GIF is best suited for images that are very small and ones that use only a few colors, because of their limited color palette of 256 colors. It is very popular as animated format, supporting transparency.
PNG is a lossless compression file format (the original and the optimized image are the same) with full transparency support developed to overpass GIF limitations. This limits the file size reduction but does not introduce distortions.
The 8-bit format makes a natural replacement for GIF and results in smaller file sizes, while the 24-bit and 32-bit variants offer an excellent alternative to JPEG (but with a larger file size).
Use this format for simpler images and transparent images. It’s a good choice for storing clip arts, charts, logos, and text at a smaller size.
WebP is a standard proposed by Google that promises reductions of up to 25% in filesize. But is just supported natively in Chrome, so a universal adoption of that format remains some way off. WebP also supports many advanced features, such as transparencies and animations, and a lossless format similar to the PNG format. This lossless format is useful for rasterized vector graphics (e.g. logos), that might be visibly degraded in quality using the lossy format.
The lossy format is the perfect choice for pictures and photos. As like with the JPEG format, a quality factor (Q) controls the compression level, causing degradation in image quality with lower values (ie. higher compression). However it significantly reduces the file size, and with a perfect tunning it produces an imperceptible quality degradation.
Usually, the WebP format has less noticeable artifacts than JPEG but tends to generate a slightly blurry image in its lower quality settings.
Automatic image optimization
The tricky part of image optimization are settings, because there is no single values (e.g. quality, subsampling) to optimize all images. With the same settings some images can be compressed enormously while others give strange artifacts at even modest qualities. This is why a successful image optimization workflow must adapt compression to the image content, avoiding quality lose while achieving minimal file size.
Abraia automatically adjusts the compression parameters for every image, reducing the file size of your JPEG, PNG, GIF, and WebP images, preserving the visual quality.
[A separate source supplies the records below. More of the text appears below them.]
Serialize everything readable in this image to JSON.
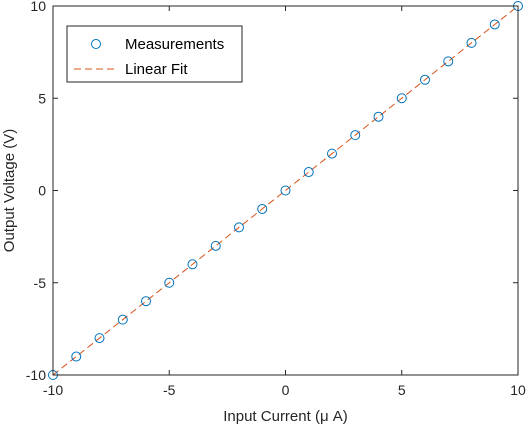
{
  "chart_data": {
    "type": "scatter",
    "xlabel": "Input Current (μ A)",
    "ylabel": "Output Voltage (V)",
    "xlim": [
      -10,
      10
    ],
    "ylim": [
      -10,
      10
    ],
    "xticks": [
      -10,
      -5,
      0,
      5,
      10
    ],
    "yticks": [
      -10,
      -5,
      0,
      5,
      10
    ],
    "grid": false,
    "legend_position": "top-left",
    "series": [
      {
        "name": "Measurements",
        "kind": "markers",
        "marker": "circle",
        "color": "#0072BD",
        "x": [
          -10,
          -9,
          -8,
          -7,
          -6,
          -5,
          -4,
          -3,
          -2,
          -1,
          0,
          1,
          2,
          3,
          4,
          5,
          6,
          7,
          8,
          9,
          10
        ],
        "y": [
          -10,
          -9,
          -8,
          -7,
          -6,
          -5,
          -4,
          -3,
          -2,
          -1,
          0,
          1,
          2,
          3,
          4,
          5,
          6,
          7,
          8,
          9,
          10
        ]
      },
      {
        "name": "Linear Fit",
        "kind": "line",
        "style": "dashed",
        "color": "#D95319",
        "x": [
          -10,
          10
        ],
        "y": [
          -10,
          10
        ]
      }
    ]
  }
}
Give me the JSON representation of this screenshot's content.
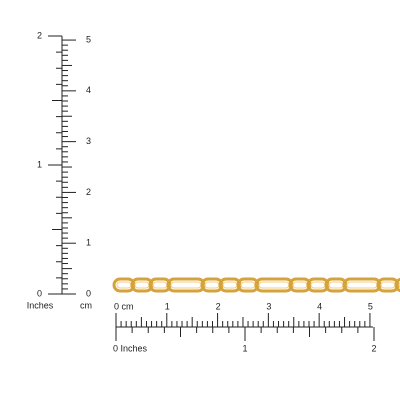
{
  "vertical_ruler": {
    "inch_labels": [
      "0",
      "1",
      "2"
    ],
    "inch_unit": "Inches",
    "cm_labels": [
      "0",
      "1",
      "2",
      "3",
      "4",
      "5"
    ],
    "cm_unit": "cm"
  },
  "horizontal_ruler": {
    "cm_labels": [
      "0 cm",
      "1",
      "2",
      "3",
      "4",
      "5"
    ],
    "inch_labels": [
      "0 Inches",
      "1",
      "2"
    ]
  }
}
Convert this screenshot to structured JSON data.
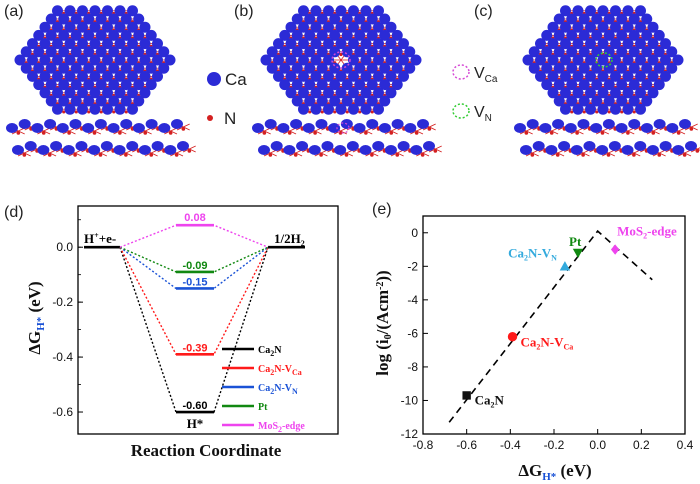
{
  "panels": {
    "a": "(a)",
    "b": "(b)",
    "c": "(c)",
    "d": "(d)",
    "e": "(e)"
  },
  "legend_top": {
    "ca": "Ca",
    "n": "N",
    "vca": "V",
    "vca_sub": "Ca",
    "vn": "V",
    "vn_sub": "N"
  },
  "colors": {
    "ca_atom": "#2b2bd6",
    "n_atom": "#d42020",
    "vca_ring": "#d64bd6",
    "vn_ring": "#33cc33",
    "ca2n": "#000000",
    "ca2n_vca": "#ff1a1a",
    "ca2n_vn": "#1a52d6",
    "pt": "#118811",
    "mos2": "#ee44ee",
    "ca2n_vn_e": "#33aadd"
  },
  "chart_data": [
    {
      "panel": "d",
      "type": "line",
      "title": "",
      "ylabel_main": "ΔG",
      "ylabel_sub": "H*",
      "ylabel_unit": " (eV)",
      "xlabel": "Reaction Coordinate",
      "ylim": [
        -0.68,
        0.15
      ],
      "yticks": [
        0.0,
        -0.2,
        -0.4,
        -0.6
      ],
      "ytick_labels": [
        "0.0",
        "-0.2",
        "-0.4",
        "-0.6"
      ],
      "states": {
        "start": "H",
        "start_sup": "+",
        "start_rest": "+e-",
        "mid": "H*",
        "end": "1/2H",
        "end_sub": "2"
      },
      "series": [
        {
          "name": "Ca2N",
          "label_main": "Ca",
          "label_sub": "2",
          "label_tail": "N",
          "tail_sub": "",
          "value": -0.6,
          "value_label": "-0.60",
          "color": "#000000"
        },
        {
          "name": "Ca2N-VCa",
          "label_main": "Ca",
          "label_sub": "2",
          "label_tail": "N-V",
          "tail_sub": "Ca",
          "value": -0.39,
          "value_label": "-0.39",
          "color": "#ff1a1a"
        },
        {
          "name": "Ca2N-VN",
          "label_main": "Ca",
          "label_sub": "2",
          "label_tail": "N-V",
          "tail_sub": "N",
          "value": -0.15,
          "value_label": "-0.15",
          "color": "#1a52d6"
        },
        {
          "name": "Pt",
          "label_main": "Pt",
          "label_sub": "",
          "label_tail": "",
          "tail_sub": "",
          "value": -0.09,
          "value_label": "-0.09",
          "color": "#118811"
        },
        {
          "name": "MoS2-edge",
          "label_main": "MoS",
          "label_sub": "2",
          "label_tail": "-edge",
          "tail_sub": "",
          "value": 0.08,
          "value_label": "0.08",
          "color": "#ee44ee"
        }
      ]
    },
    {
      "panel": "e",
      "type": "scatter",
      "title": "",
      "xlabel_main": "ΔG",
      "xlabel_sub": "H*",
      "xlabel_unit": " (eV)",
      "ylabel": "log (i",
      "ylabel_sub": "0",
      "ylabel_rest": "/(Acm",
      "ylabel_sup": "-2",
      "ylabel_end": "))",
      "xlim": [
        -0.8,
        0.4
      ],
      "ylim": [
        -12,
        1
      ],
      "xticks": [
        -0.8,
        -0.6,
        -0.4,
        -0.2,
        0.0,
        0.2,
        0.4
      ],
      "xtick_labels": [
        "-0.8",
        "-0.6",
        "-0.4",
        "-0.2",
        "0.0",
        "0.2",
        "0.4"
      ],
      "yticks": [
        0,
        -2,
        -4,
        -6,
        -8,
        -10,
        -12
      ],
      "ytick_labels": [
        "0",
        "-2",
        "-4",
        "-6",
        "-8",
        "-10",
        "-12"
      ],
      "volcano": [
        [
          -0.68,
          -11.3
        ],
        [
          0.0,
          0.1
        ],
        [
          0.25,
          -2.8
        ]
      ],
      "points": [
        {
          "name": "Ca2N",
          "x": -0.6,
          "y": -9.7,
          "label_main": "Ca",
          "label_sub": "2",
          "label_tail": "N",
          "tail_sub": "",
          "color": "#111111",
          "marker": "square"
        },
        {
          "name": "Ca2N-VCa",
          "x": -0.39,
          "y": -6.2,
          "label_main": "Ca",
          "label_sub": "2",
          "label_tail": "N-V",
          "tail_sub": "Ca",
          "color": "#ff1a1a",
          "marker": "circle"
        },
        {
          "name": "Ca2N-VN",
          "x": -0.15,
          "y": -2.0,
          "label_main": "Ca",
          "label_sub": "2",
          "label_tail": "N-V",
          "tail_sub": "N",
          "color": "#33aadd",
          "marker": "triangle"
        },
        {
          "name": "Pt",
          "x": -0.09,
          "y": -1.2,
          "label_main": "Pt",
          "label_sub": "",
          "label_tail": "",
          "tail_sub": "",
          "color": "#118811",
          "marker": "triangle-down"
        },
        {
          "name": "MoS2-edge",
          "x": 0.08,
          "y": -1.0,
          "label_main": "MoS",
          "label_sub": "2",
          "label_tail": "-edge",
          "tail_sub": "",
          "color": "#ee44ee",
          "marker": "diamond"
        }
      ]
    }
  ]
}
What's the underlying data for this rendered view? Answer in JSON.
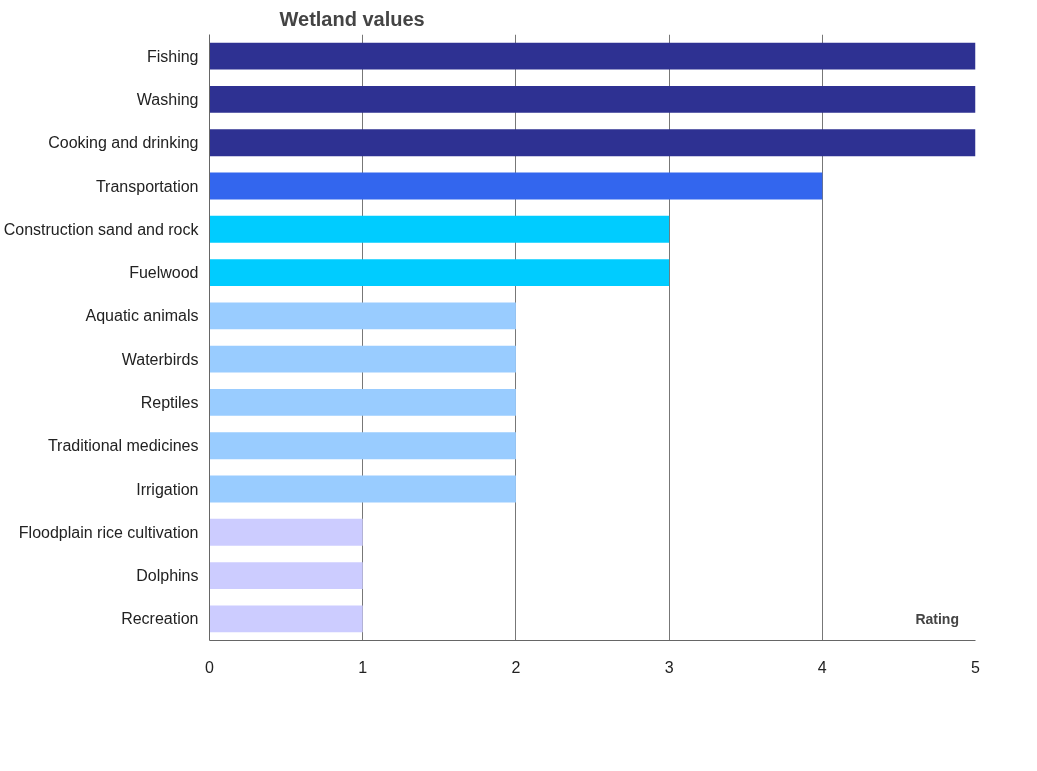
{
  "chart_data": {
    "type": "bar",
    "orientation": "horizontal",
    "title": "Wetland values",
    "xlabel": "Rating",
    "categories": [
      "Fishing",
      "Washing",
      "Cooking and drinking",
      "Transportation",
      "Construction sand and rock",
      "Fuelwood",
      "Aquatic animals",
      "Waterbirds",
      "Reptiles",
      "Traditional medicines",
      "Irrigation",
      "Floodplain rice cultivation",
      "Dolphins",
      "Recreation"
    ],
    "values": [
      5,
      5,
      5,
      4,
      3,
      3,
      2,
      2,
      2,
      2,
      2,
      1,
      1,
      1
    ],
    "colors": [
      "#2e3192",
      "#2e3192",
      "#2e3192",
      "#3366ee",
      "#00ccff",
      "#00ccff",
      "#99ccff",
      "#99ccff",
      "#99ccff",
      "#99ccff",
      "#99ccff",
      "#ccccff",
      "#ccccff",
      "#ccccff"
    ],
    "xlim": [
      0,
      5
    ],
    "xticks": [
      0,
      1,
      2,
      3,
      4,
      5
    ],
    "grid": "x"
  }
}
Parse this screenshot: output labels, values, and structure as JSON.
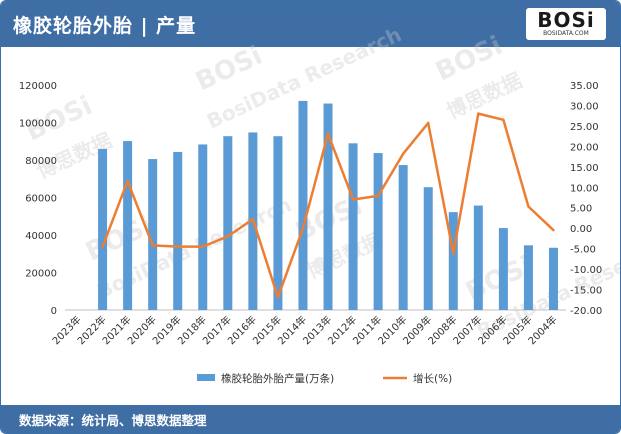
{
  "header": {
    "title": "橡胶轮胎外胎 | 产量"
  },
  "logo": {
    "main": "BOSi",
    "sub": "BOSIDATA.COM"
  },
  "footer": {
    "source": "数据来源：统计局、博思数据整理"
  },
  "watermark": {
    "text": "博思数据",
    "brand": "BOSi",
    "en": "BosiData Research"
  },
  "colors": {
    "bar": "#5b9bd5",
    "line": "#ed7d31",
    "header": "#3f6ea5"
  },
  "chart_data": {
    "type": "bar+line",
    "categories": [
      "2023年",
      "2022年",
      "2021年",
      "2020年",
      "2019年",
      "2018年",
      "2017年",
      "2016年",
      "2015年",
      "2014年",
      "2013年",
      "2012年",
      "2011年",
      "2010年",
      "2009年",
      "2008年",
      "2007年",
      "2006年",
      "2005年",
      "2004年"
    ],
    "series": [
      {
        "name": "橡胶轮胎外胎产量(万条)",
        "type": "bar",
        "axis": "left",
        "values": [
          null,
          85900,
          90100,
          80500,
          84300,
          88300,
          92700,
          94700,
          92700,
          111500,
          110100,
          88900,
          83700,
          77300,
          65500,
          52200,
          55700,
          43700,
          34500,
          33200
        ]
      },
      {
        "name": "增长(%)",
        "type": "line",
        "axis": "right",
        "values": [
          null,
          -4.5,
          11.5,
          -4.2,
          -4.5,
          -4.5,
          -2.0,
          2.2,
          -16.9,
          0.0,
          23.1,
          7.0,
          7.9,
          18.2,
          25.7,
          -6.2,
          28.0,
          26.5,
          5.3,
          -0.5
        ]
      }
    ],
    "y_left": {
      "min": 0,
      "max": 120000,
      "ticks": [
        "0",
        "20000",
        "40000",
        "60000",
        "80000",
        "100000",
        "120000"
      ]
    },
    "y_right": {
      "min": -20,
      "max": 35,
      "ticks": [
        "-20.00",
        "-15.00",
        "-10.00",
        "-5.00",
        "0.00",
        "5.00",
        "10.00",
        "15.00",
        "20.00",
        "25.00",
        "30.00",
        "35.00"
      ]
    },
    "legend_position": "bottom",
    "grid": false
  }
}
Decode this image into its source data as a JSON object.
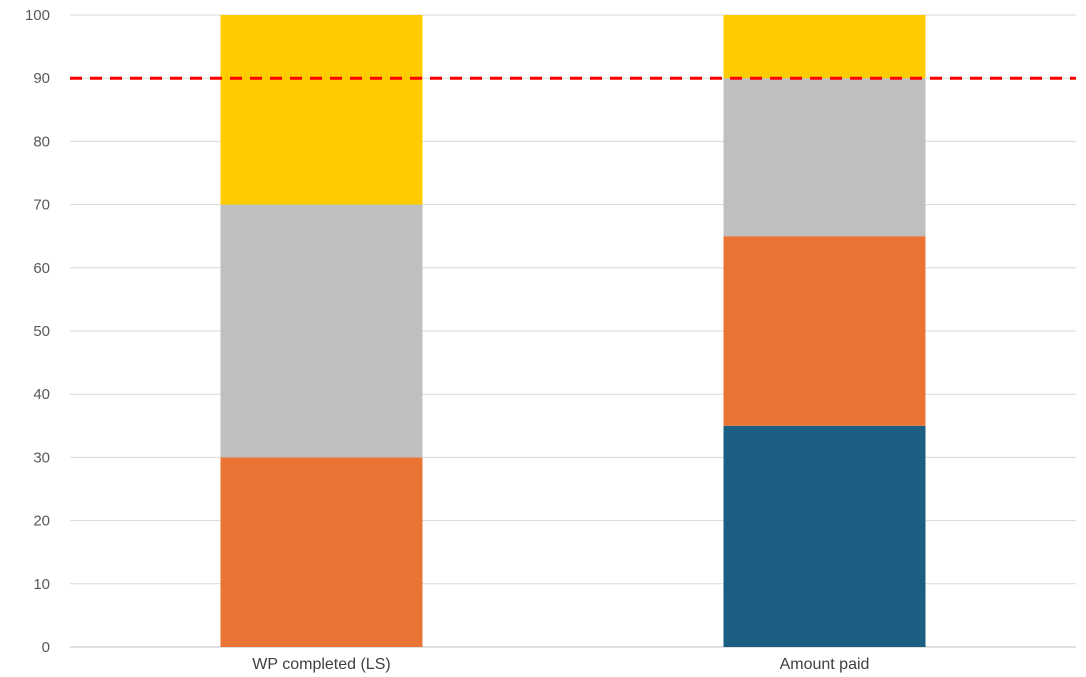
{
  "chart_data": {
    "type": "bar",
    "stacked": true,
    "categories": [
      "WP completed (LS)",
      "Amount paid"
    ],
    "series": [
      {
        "color": "#1a5f82",
        "values": [
          0,
          35
        ]
      },
      {
        "color": "#e97434",
        "values": [
          30,
          30
        ]
      },
      {
        "color": "#bfbfbf",
        "values": [
          40,
          25
        ]
      },
      {
        "color": "#ffcc00",
        "values": [
          30,
          10
        ]
      }
    ],
    "ylim": [
      0,
      100
    ],
    "yticks": [
      "0",
      "10",
      "20",
      "30",
      "40",
      "50",
      "60",
      "70",
      "80",
      "90",
      "100"
    ],
    "reference_line": {
      "value": 90,
      "color": "#ff0000",
      "style": "dashed"
    },
    "grid": true,
    "legend": "none"
  }
}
We apply the best possible encoding strategy based on the perceptive analysis of each image to bring a parameter-free optimal compression.
Abraia delivers your images with the highest quality and the fewest bytes possible, using perception driven metrics that tune JPEG, PNG, GIF, and WebP image based on the specific image content and the viewing conditions. Forget about manually guessing the good values for different images and multiple devices.
We compress each image several times to adjust the compression level and chroma subsampling determining which image is the best with respect to quality and file size, avoiding undesirable artifacts. Unnecessarily metadata is stripped as well, to get an optimal image every time.
The result is an image with good visual quality and reduced file size. For instance, the previous image (original 354KB / optimized 141KB) is reduced in 213KB (60.2%), without any noticeable degradation to the human eye.